Recent evidence indicates that inflammation plays a major role in the pathogenesis and progression of CCA. This meta-analysis seeks to evaluate the prognostic implications of preoperative inflammatory markers, specifically NLR, PLR, and LMR, in patients with eCCA. By focusing on these preoperative biomarkers, this study aims to provide valuable insights into their prognostic value and potential utility in clinical practice.
For this analysis, comprehensive searches were conducted in PubMed, Embase, and Web of Science databases from inception to May 2024. The primary outcomes of interest focused on the association between the levels of NLR, PLR, and LMR and the prognosis of eCCA patients. Statistical analyses were conducted using STATA 17.0 software.

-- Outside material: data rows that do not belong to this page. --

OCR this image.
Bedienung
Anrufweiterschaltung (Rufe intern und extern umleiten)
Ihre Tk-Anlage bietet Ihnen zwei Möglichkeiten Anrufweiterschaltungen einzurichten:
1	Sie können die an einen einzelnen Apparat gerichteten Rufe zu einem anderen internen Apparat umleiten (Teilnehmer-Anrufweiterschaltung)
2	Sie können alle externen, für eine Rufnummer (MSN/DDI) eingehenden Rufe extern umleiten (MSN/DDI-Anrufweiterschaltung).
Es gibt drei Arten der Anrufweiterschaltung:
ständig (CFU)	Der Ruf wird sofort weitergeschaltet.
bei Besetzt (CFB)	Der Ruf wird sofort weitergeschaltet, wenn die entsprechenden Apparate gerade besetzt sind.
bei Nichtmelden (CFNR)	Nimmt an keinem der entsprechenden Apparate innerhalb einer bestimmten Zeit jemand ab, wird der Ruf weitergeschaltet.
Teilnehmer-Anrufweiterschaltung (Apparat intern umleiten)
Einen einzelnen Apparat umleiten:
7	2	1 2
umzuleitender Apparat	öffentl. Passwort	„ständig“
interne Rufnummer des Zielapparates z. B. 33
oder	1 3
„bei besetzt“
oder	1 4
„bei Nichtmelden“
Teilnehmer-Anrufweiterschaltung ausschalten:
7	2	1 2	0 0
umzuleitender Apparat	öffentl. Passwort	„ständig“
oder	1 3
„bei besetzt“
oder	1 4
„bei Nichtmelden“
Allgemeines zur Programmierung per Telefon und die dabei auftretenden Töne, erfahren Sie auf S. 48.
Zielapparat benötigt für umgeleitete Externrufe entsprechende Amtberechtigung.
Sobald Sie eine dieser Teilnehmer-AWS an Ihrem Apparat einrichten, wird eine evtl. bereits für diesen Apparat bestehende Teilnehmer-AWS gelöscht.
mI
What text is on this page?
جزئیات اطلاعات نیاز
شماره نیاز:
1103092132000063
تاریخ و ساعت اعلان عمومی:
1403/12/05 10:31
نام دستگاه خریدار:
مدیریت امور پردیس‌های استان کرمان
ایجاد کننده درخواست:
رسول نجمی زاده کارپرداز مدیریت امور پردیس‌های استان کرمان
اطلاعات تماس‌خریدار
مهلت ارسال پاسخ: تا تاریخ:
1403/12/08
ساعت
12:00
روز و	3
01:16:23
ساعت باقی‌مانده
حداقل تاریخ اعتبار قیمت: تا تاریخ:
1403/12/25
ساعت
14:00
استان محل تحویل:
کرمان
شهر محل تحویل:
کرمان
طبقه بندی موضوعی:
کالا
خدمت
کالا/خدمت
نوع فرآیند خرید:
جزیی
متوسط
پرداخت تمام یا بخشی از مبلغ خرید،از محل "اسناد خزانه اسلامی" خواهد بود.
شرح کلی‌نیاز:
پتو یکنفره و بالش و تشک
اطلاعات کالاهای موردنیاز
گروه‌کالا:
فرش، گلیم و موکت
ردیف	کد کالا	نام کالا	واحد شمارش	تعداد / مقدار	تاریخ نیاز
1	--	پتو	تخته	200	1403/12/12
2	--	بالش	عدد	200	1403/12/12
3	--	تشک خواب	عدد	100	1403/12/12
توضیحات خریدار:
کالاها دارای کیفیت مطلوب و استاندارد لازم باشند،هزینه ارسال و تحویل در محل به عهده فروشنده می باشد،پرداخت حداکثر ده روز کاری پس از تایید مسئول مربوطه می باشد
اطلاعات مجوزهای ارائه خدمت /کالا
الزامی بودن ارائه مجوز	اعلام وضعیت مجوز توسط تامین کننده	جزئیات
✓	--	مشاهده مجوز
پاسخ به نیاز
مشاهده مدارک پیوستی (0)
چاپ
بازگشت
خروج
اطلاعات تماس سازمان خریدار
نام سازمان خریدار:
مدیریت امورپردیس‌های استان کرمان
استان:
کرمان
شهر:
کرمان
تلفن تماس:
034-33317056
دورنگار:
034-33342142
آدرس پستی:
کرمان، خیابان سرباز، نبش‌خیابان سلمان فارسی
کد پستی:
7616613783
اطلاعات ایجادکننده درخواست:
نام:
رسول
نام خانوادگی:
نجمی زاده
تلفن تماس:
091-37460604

The meta-analysis, involving 20 retrospective studies with 5553 participants, revealed significant correlations between preoperative biomarkers and the prognosis of eCCA patients. Elevated NLR, PLR, and decreased LMR levels were extensively studied regarding overall survival (OS) in eCCA patients. Elevated NLR was an independent predictor of poor OS (HR 1.86, p < 0.001), similar to elevated PLR (HR 1.76, p < 0.001), while decreased LMR predicted poor OS (HR 2.16, p < 0.001). Subgroup analyses based on eCCA subtypes and curative surgery status showed consistent results.
In conclusion, our study emphasizes the clinical significance of assessing NLR, PLR, and LMR preoperatively to predict patient prognosis. Elevated NLR and PLR values, along with decreased LMR values, were linked to poorer overall survival (OS). Large-scale prospective cohort studies are required to confirm their independent prognostic value in eCCA.